Internship - Formal reasoning examples generation for large language model training (M/F)
Contract type : Internship
Level of qualifications required : Master's or equivalent
Other valued qualifications : Msc preferably last year
Fonction : Internship Research
Level of experience : Recently graduated
About the research centre or Inria department
The Inria University of Lille centre, created in 2008, employs 360 people including 305 scientists in 15 research teams. Recognised for its strong involvement in the socio-economic development of the Hauts-De-France region, the Inria University of Lille centre pursues a close relationship with large companies and SMEs. By promoting synergies between researchers and industrialists, Inria participates in the transfer of skills and expertise in digital technologies and provides access to the best European and international research for the benefit of innovation and companies, particularly in the region.For more than 10 years, the Inria University of Lille centre has been located at the heart of Lille's university and scientific ecosystem, as well as at the heart of Frenchtech, with a technology showroom based on Avenue de Bretagne in Lille, on the EuraTechnologies site of economic excellence dedicated to information and communication technologies (ICT)
Context
Large Language Models (LLMs) are trained to predict missing words in many situations, which leads them to absorb knowledge, natural language structure, and some (brittle) algorithmic problem- resolution capabilities.

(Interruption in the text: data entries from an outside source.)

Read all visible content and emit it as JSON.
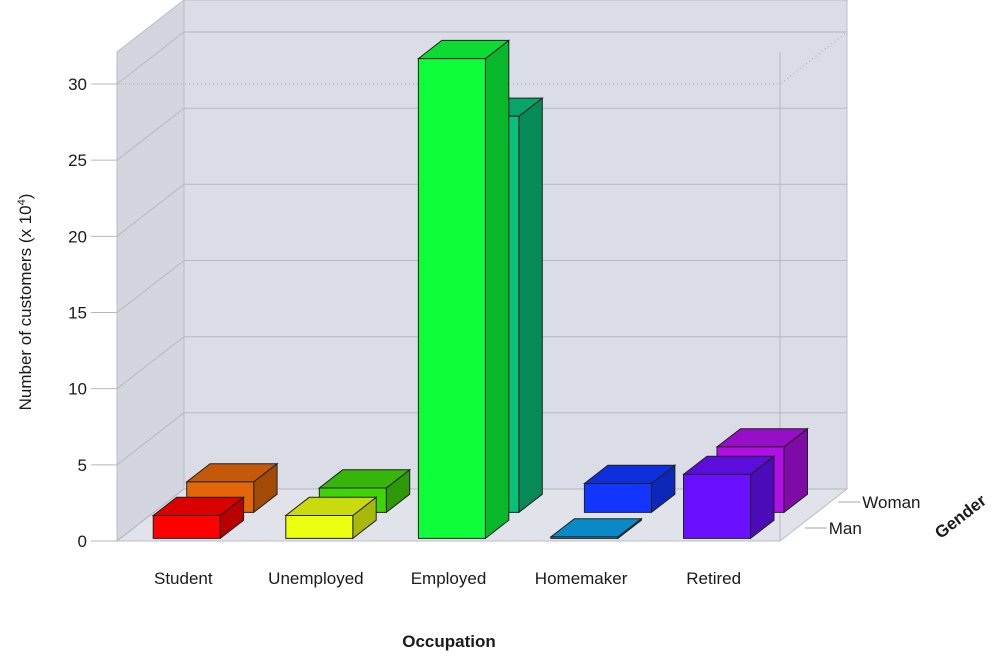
{
  "chart_data": {
    "type": "bar",
    "categories": [
      "Student",
      "Unemployed",
      "Employed",
      "Homemaker",
      "Retired"
    ],
    "series": [
      {
        "name": "Man",
        "values": [
          1.5,
          1.5,
          31.5,
          0.1,
          4.2
        ],
        "colors": [
          "#ff0000",
          "#eaff0f",
          "#0dff3a",
          "#0aa0e6",
          "#6a0fff"
        ]
      },
      {
        "name": "Woman",
        "values": [
          2.0,
          1.6,
          26.0,
          1.9,
          4.3
        ],
        "colors": [
          "#e3670a",
          "#3fd40a",
          "#08c07a",
          "#1236ff",
          "#b10fe6"
        ]
      }
    ],
    "ylim": [
      0,
      30
    ],
    "yticks": [
      0,
      5,
      10,
      15,
      20,
      25,
      30
    ],
    "xlabel": "Occupation",
    "ylabel_main": "Number of customers (x 10",
    "ylabel_sup": "4",
    "ylabel_end": ")",
    "zlabel": "Gender",
    "grid": true
  }
}
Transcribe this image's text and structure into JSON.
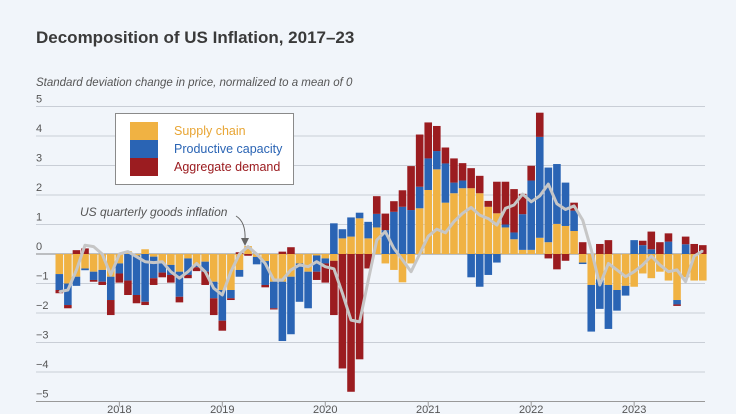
{
  "title": "Decomposition of US Inflation, 2017–23",
  "subtitle": "Standard deviation change in price, normalized to a mean of 0",
  "chart_data": {
    "type": "bar",
    "stacked": true,
    "title": "Decomposition of US Inflation, 2017–23",
    "ylabel": "Standard deviation change in price, normalized to a mean of 0",
    "ylim": [
      -5,
      5
    ],
    "yticks": [
      "5",
      "4",
      "3",
      "2",
      "1",
      "0",
      "−1",
      "−2",
      "−3",
      "−4",
      "−5"
    ],
    "xticks": [
      "2018",
      "2019",
      "2020",
      "2021",
      "2022",
      "2023"
    ],
    "x_start": "2017-06",
    "x_end": "2023-09",
    "frequency": "monthly",
    "grid": true,
    "legend_position": "top-left",
    "annotation": "US quarterly goods inflation",
    "colors": {
      "supply": "#f0b243",
      "capacity": "#2a64b4",
      "demand": "#9b1c20",
      "line": "#c6c6c6"
    },
    "series": [
      {
        "name": "Supply chain",
        "values": [
          -0.68,
          -1.0,
          -0.77,
          -0.49,
          -0.6,
          -0.54,
          -0.77,
          -0.32,
          0.1,
          -0.05,
          0.16,
          -0.09,
          -0.32,
          -0.37,
          -0.6,
          -0.15,
          -0.37,
          -0.26,
          -0.94,
          -1.22,
          -1.22,
          -0.54,
          0.27,
          -0.1,
          -0.24,
          -0.94,
          -0.94,
          -0.77,
          -0.32,
          -0.6,
          -0.05,
          -0.15,
          -0.23,
          0.53,
          0.59,
          1.21,
          0.53,
          0.9,
          -0.32,
          -0.54,
          -0.96,
          -0.32,
          1.55,
          2.17,
          2.87,
          1.74,
          2.06,
          2.23,
          2.23,
          2.06,
          1.6,
          1.38,
          0.9,
          0.5,
          0.14,
          0.14,
          0.55,
          0.4,
          1.02,
          0.95,
          0.78,
          -0.29,
          -1.05,
          -0.86,
          -1.05,
          -1.22,
          -1.08,
          -1.11,
          -0.66,
          -0.82,
          -0.6,
          -0.9,
          -1.56,
          -0.79,
          -0.9,
          -0.9
        ]
      },
      {
        "name": "Productive capacity",
        "values": [
          -0.54,
          -0.73,
          -0.31,
          -0.06,
          -0.28,
          -0.4,
          -0.79,
          -0.34,
          -0.9,
          -1.34,
          -1.62,
          -0.73,
          -0.31,
          -0.34,
          -0.85,
          -0.56,
          -0.08,
          -0.34,
          -0.56,
          -1.04,
          -0.28,
          -0.23,
          0,
          -0.25,
          -0.81,
          -0.9,
          -2.01,
          -1.95,
          -1.3,
          -1.24,
          -0.55,
          -0.17,
          1.04,
          0.31,
          0.65,
          0.19,
          0.56,
          0.46,
          0.81,
          1.43,
          1.6,
          1.49,
          0.73,
          1.07,
          0.62,
          1.33,
          0.36,
          0.26,
          -0.79,
          -1.11,
          -0.71,
          -0.29,
          0.1,
          0.23,
          1.21,
          2.35,
          3.42,
          2.53,
          2.03,
          1.47,
          0.69,
          -0.05,
          -1.58,
          -1.0,
          -1.49,
          -0.7,
          -0.33,
          0.47,
          0.3,
          0.16,
          0,
          0.42,
          -0.15,
          0.33,
          0,
          0
        ]
      },
      {
        "name": "Aggregate demand",
        "values": [
          -0.11,
          -0.11,
          0.13,
          0.19,
          -0.06,
          -0.11,
          -0.51,
          -0.31,
          -0.49,
          -0.28,
          -0.11,
          -0.23,
          -0.16,
          -0.26,
          -0.19,
          -0.11,
          -0.13,
          -0.45,
          -0.57,
          -0.34,
          -0.06,
          0.06,
          -0.06,
          0,
          -0.08,
          -0.04,
          0.08,
          0.23,
          0,
          0,
          -0.28,
          -0.65,
          -1.84,
          -3.88,
          -4.67,
          -3.57,
          -0.49,
          0.6,
          0.56,
          0.36,
          0.56,
          1.49,
          1.77,
          1.22,
          0.85,
          0.54,
          0.82,
          0.59,
          0.68,
          0.59,
          0.2,
          1.07,
          1.45,
          1.47,
          0.69,
          0.5,
          0.82,
          -0.15,
          -0.52,
          -0.23,
          0.27,
          0.4,
          0,
          0.34,
          0.47,
          0,
          0,
          0,
          0.15,
          0.6,
          0.4,
          0.28,
          -0.05,
          0.26,
          0.34,
          0.3
        ]
      },
      {
        "name": "US quarterly goods inflation",
        "type": "line",
        "values": [
          -1.28,
          -1.22,
          -0.54,
          0.3,
          0.25,
          0,
          -0.71,
          0,
          0.08,
          -0.09,
          -0.26,
          -0.29,
          -0.26,
          -0.6,
          -0.82,
          -0.6,
          -0.32,
          -0.6,
          -1.16,
          -1.39,
          -0.6,
          0,
          0.25,
          0,
          -0.32,
          -0.88,
          -0.88,
          -0.54,
          -0.37,
          -0.43,
          -0.26,
          -0.43,
          -0.5,
          -1.33,
          -2.24,
          -2.3,
          -0.9,
          0.47,
          0.76,
          0.19,
          -0.2,
          -0.6,
          0,
          0.6,
          0.84,
          0.72,
          1.1,
          1.38,
          1.58,
          1.32,
          1.2,
          0.98,
          1.55,
          1.66,
          2.03,
          1.77,
          1.97,
          2.37,
          1.7,
          1.51,
          1.63,
          1.15,
          0.14,
          -1.05,
          -0.32,
          -0.54,
          -0.77,
          -0.6,
          -0.37,
          -0.07,
          -0.37,
          -0.6,
          -0.54,
          -0.94,
          -0.07,
          0.11
        ]
      }
    ]
  }
}
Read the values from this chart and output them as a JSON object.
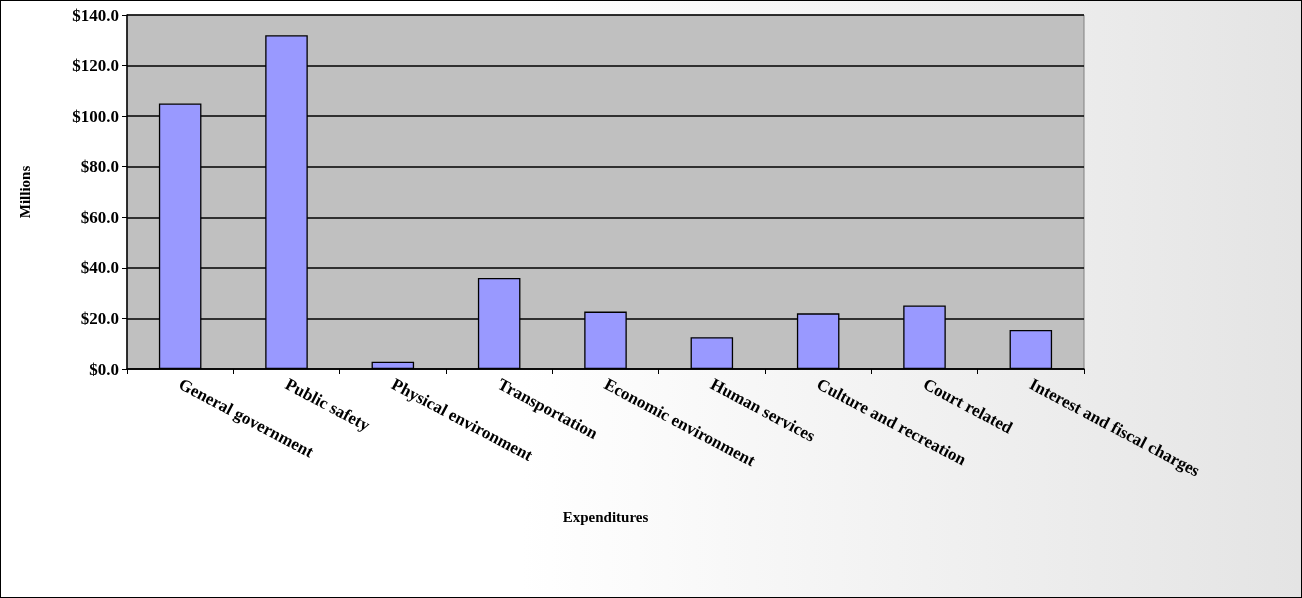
{
  "chart_data": {
    "type": "bar",
    "xlabel": "Expenditures",
    "ylabel": "Millions",
    "categories": [
      "General government",
      "Public safety",
      "Physical environment",
      "Transportation",
      "Economic environment",
      "Human services",
      "Culture and recreation",
      "Court related",
      "Interest and fiscal charges"
    ],
    "values": [
      105,
      132,
      2.9,
      36,
      22.7,
      12.6,
      22,
      25.1,
      15.4
    ],
    "color": "#9999ff",
    "ylim": [
      0,
      140
    ],
    "yticks": [
      {
        "value": 0,
        "label": "$0.0"
      },
      {
        "value": 20,
        "label": "$20.0"
      },
      {
        "value": 40,
        "label": "$40.0"
      },
      {
        "value": 60,
        "label": "$60.0"
      },
      {
        "value": 80,
        "label": "$80.0"
      },
      {
        "value": 100,
        "label": "$100.0"
      },
      {
        "value": 120,
        "label": "$120.0"
      },
      {
        "value": 140,
        "label": "$140.0"
      }
    ],
    "grid": "y"
  }
}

By contrast, symbolic AI matured efficient algorithms to reliably solve various narrow problems (first order logic, modal logics, planning, constraint satisfation...), but it is challenging to successfully apply them in real world problems requiring natural language understanding and knowledge that is hard to formalize.
The goal of the Adada project is to construct reasoning examples to infuse symbolic AI into large language models. To do so, we will formalize a general problem generation framework and instantiate multiple type of symbolic problems generators. We will use existing symbolic solvers to obtain solutions and fine-tune language models to match the solver ouputs.
We will start problem generations using simple grammars (e.g. context free grammars). However, most generated problems will be junk (intractable, redundant, or trivial problems). To address this, we will define the desirable properties of generated problems, and we will steer problem generations toward desirable problems with machine learning techniques (guided generation, efficient language models).
This will enable an adaptive dataset generation, that will prevent dataset obsolescence and personalize dataset generation to specific applications or to specific models (newer/larger models need harder tasks).
Assignment
Interns will work on dataset generation on a specific topic that depends on their interests, which can include: Modal logic or non standard-logic, planning, first order logic with external knowledge, mathematics (with Lean), formal language processing (grammar induction), symbolic regression, simple visual reasoning.
Main activities
- Survey existing research
- Construct synthetic dataset generators
- Evaluate LLM on them (zero-shot and after fine-tuning)
Skills
- Python
- English (french optional)
- Solid background on formal reasoning (symbolic AI) or math/probability theory
- Language interest (formal semantics appreciated)
"LLMs skills" are not enough and not mandatory, this position is mostly about formal semantics and formal reasoning applied to LLMs
Benefits package
- Subsidized meals
- Partial reimbursement of public transport costs
- Leave: 7 weeks of annual leave
- Professional equipment available (videoconferencing, loan of computer equipment, etc.)
- Social, cultural and sports events and activities
- Access to vocational training
- Social security coverage
General Information
- Theme/Domain : Data and Knowledge Representation and Processing
- Town/city : Villeneuve d'Ascq
- Inria Center : Centre Inria de l'Université de Lille
- Starting date : 2024-12-01
- Duration of contract : 6 months
- Deadline to apply : 2024-12-08
Warning : you must enter your e-mail address in order to save your application to Inria. Applications must be submitted online on the Inria website. Processing of applications sent from other channels is not guaranteed.
Instruction to apply
Defence Security :
This position is likely to be situated in a restricted area (ZRR), as defined in Decree No. 2011-1425 relating to the protection of national scientific and technical potential (PPST).Authorisation to enter an area is granted by the director of the unit, following a favourable Ministerial decision, as defined in the decree of 3 July 2012 relating to the PPST. An unfavourable Ministerial decision in respect of a position situated in a ZRR would result in the cancellation of the appointment.
Recruitment Policy :
As part of its diversity policy, all Inria positions are accessible to people with disabilities.
Contacts
- Inria Team : MAGNET
-
Recruiter :
Sileo Damien / damien.sileo@inria.fr
About Inria
Inria is the French national research institute dedicated to digital science and technology. It employs 2,600 people. Its 200 agile project teams, generally run jointly with academic partners, include more than 3,500 scientists and engineers working to meet the challenges of digital technology, often at the interface with other disciplines. The Institute also employs numerous talents in over forty different professions. 900 research support staff contribute to the preparation and development of scientific and entrepreneurial projects that have a worldwide impact.